Singh, Howell headline field at Avantha Masters in India

Jeev Milkha Singh

Avantha Masters

Feb. 17-20

Course: DLF Golf & Country Club (7,156 yards, par 72), New Delhi.

Purse: $2.43 million. Winner's share: $405,400.

Last year: Australia's Andrew Dodt won the inaugural event for his first European Tour title. England's Richard Finch was second, a stroke back.

FIVE TO WATCH

Jeev Milkha Singh: The biggest Indian star in the field, he will attract a lot of support and attention.

David Howell: The Englishman has shown something of a return to the form with a top-5 finish in Qatar. Hopefully that signals the start of better times for a player who is better than his 250th ranking.

Gaganjeet Bhullar: The 22-year-old has won his past three events, including the European Challenge Tour’s Gujarat Kensville Challenge, and many feel he is the man to beat this week.

Oliver Fisher: The Englishman is struggling. He has only made one of five cuts this year. He missed the last two rounds in Dubai and spent the weekend working hard with coach Pete Cowen. It will be interesting to see if the work pays off.

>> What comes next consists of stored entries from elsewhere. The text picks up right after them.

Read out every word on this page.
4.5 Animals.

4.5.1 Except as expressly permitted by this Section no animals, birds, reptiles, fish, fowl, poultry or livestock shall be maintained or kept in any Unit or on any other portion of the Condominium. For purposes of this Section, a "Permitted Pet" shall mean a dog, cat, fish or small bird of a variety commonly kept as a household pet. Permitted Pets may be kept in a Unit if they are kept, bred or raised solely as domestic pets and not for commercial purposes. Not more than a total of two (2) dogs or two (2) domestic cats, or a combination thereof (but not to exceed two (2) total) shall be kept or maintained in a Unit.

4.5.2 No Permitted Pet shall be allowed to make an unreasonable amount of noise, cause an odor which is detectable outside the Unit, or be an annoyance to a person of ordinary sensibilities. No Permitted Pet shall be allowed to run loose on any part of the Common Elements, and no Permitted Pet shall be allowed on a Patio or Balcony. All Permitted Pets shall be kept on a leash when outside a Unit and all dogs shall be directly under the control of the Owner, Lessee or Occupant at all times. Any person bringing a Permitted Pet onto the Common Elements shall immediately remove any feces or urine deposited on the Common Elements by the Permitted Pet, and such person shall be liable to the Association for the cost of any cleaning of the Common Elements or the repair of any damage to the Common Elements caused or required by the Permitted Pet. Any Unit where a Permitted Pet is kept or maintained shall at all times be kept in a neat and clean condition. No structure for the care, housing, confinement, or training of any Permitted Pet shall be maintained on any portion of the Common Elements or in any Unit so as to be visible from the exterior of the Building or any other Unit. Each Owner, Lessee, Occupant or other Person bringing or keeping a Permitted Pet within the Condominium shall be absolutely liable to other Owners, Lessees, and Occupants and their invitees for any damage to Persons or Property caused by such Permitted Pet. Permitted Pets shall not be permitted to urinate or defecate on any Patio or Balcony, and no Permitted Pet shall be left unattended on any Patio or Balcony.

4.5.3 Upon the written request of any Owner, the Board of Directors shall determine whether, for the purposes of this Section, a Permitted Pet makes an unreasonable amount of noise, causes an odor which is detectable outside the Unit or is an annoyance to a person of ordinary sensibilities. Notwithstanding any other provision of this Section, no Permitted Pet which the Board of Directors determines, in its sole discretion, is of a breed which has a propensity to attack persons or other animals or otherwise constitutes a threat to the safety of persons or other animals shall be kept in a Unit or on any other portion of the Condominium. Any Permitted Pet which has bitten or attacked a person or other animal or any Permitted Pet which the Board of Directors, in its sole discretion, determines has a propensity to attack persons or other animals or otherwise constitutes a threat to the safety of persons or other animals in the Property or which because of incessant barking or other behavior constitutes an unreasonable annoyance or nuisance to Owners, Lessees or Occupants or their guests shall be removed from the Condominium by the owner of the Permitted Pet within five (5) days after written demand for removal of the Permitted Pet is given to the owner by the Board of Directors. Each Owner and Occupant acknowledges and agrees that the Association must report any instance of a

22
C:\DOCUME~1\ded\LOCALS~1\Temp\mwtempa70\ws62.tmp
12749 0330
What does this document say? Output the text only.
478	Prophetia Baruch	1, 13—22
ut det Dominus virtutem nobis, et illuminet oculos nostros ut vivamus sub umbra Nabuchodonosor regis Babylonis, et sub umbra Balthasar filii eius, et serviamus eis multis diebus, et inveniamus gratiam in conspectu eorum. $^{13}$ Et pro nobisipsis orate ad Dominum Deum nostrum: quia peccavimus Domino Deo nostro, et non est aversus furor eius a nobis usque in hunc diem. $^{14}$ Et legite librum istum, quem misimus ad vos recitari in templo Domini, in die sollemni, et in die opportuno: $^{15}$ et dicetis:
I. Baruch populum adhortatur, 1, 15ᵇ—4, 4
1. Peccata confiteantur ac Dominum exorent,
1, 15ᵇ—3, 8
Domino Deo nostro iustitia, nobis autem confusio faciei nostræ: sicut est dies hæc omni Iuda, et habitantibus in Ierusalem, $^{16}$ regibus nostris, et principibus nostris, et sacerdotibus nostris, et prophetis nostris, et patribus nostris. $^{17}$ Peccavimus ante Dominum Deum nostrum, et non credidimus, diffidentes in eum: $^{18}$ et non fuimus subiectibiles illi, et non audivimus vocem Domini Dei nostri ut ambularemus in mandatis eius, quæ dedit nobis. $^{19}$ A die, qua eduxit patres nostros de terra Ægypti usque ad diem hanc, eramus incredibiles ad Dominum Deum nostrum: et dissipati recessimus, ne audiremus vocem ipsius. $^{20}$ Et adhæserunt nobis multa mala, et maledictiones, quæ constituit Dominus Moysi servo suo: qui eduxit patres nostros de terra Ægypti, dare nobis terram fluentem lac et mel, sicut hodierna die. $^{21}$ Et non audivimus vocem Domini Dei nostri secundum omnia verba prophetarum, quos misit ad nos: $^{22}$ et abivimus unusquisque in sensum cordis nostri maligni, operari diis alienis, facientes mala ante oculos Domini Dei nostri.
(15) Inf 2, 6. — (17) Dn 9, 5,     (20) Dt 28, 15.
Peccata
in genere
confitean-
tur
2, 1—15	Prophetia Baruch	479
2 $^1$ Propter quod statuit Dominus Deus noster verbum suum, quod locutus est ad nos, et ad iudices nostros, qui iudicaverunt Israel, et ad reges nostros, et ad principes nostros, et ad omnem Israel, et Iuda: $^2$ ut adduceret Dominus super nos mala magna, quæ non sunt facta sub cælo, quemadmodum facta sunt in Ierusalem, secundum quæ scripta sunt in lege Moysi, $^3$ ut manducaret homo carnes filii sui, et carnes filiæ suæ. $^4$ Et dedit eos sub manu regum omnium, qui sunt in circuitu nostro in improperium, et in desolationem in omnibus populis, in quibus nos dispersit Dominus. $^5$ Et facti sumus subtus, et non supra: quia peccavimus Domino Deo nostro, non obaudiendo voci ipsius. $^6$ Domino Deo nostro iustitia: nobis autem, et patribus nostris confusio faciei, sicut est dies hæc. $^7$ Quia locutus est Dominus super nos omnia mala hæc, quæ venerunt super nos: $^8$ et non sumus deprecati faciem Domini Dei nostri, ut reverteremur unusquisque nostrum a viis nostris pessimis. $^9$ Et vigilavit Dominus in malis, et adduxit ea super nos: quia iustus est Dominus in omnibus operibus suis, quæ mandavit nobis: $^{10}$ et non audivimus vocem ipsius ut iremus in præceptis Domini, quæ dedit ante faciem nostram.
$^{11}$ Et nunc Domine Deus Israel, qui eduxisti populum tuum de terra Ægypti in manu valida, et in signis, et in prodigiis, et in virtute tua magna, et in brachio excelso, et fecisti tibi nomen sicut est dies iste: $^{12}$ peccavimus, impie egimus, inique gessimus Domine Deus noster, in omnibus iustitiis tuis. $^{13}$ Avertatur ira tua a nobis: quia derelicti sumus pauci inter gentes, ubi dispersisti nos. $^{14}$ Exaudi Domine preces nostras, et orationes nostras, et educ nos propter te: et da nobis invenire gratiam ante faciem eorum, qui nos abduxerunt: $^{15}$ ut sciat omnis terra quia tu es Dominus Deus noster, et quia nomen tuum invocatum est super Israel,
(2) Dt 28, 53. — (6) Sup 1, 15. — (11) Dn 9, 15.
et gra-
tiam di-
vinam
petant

Raphael Jacquelin: Top-20 finish in Dubai should have perhaps been better if not for some poor bogeys. Could very well be in contention for the title.

After four big events on the European Tour’s desert swing, life gets back to a more leisurely pace with the €1.8 million Avantha Masters at the DLF Golf & Country Club in New Delhi, the fourth European Tour event to be held in India.

The desert swing treated fans to a host of big names, with Lee Westwood, Martin Kaymer and Tiger Woods, the world’s top three players, turning up in Dubai. No big stars in India, however, with Thailand’s Thongchai Jaidee the only player from the world’s top 100 in the field. Jaidee is currently ranked 68th in the world.

Jaidee, one of Asia’s most consistent performers on the world stage in recent years, went winless in 2010 after two European victories. So the talented Thai golfer is due back in the winner’s circle.

India’s Gaganjeet Bhullar might not be a household name outside his homeland, but the 22-year-old is looking to make a big reputation this week. Bhullar, ranked 169th in the world, has won his past three tournaments, including the Gujarat Kensville Challenge, the first event on this year’s European Challenge Tour, and the first Challenge Tour event to be staged in India.

“I’m having a dream run this year, winning three weeks in a row,” Bhullar said. “I could not have asked for a better start to my season. I’m really feeling positive about my game right now, so let’s see what happens this week.”

Bhullar will vie with compatriot Jeev Milkha Singh for attention this week. Singh is the biggest Indian star in the field. He arrives in his homeland after making three straight cuts in the desert swing. The 40-year-old has not won since the 2008 Austrian Open and would like nothing better than to win on his homeland.

David Howell might just be the best bet to take the title. The Englishman has plumbed the depths of the world ranking in recent years. From a career high of ninth at the peak of his powers, he now languishes in 250th. However, a fifth-place finish in Qatar signalled that a return to form might not be far away. His winless streak is even longer than Singh’s. Howell hasn’t won since the 2006 BMW Championship.

Australia’s Andrew Dodt won last year’s Avantha Masters with a score of 14 under par. He is back to defend his title over the Arnold Palmer-designed par-72, 7,156-yard layout, where water comes into play on quite a few holes, notably the Nos. 1, 2, 9, 11, 16, 17 and 18.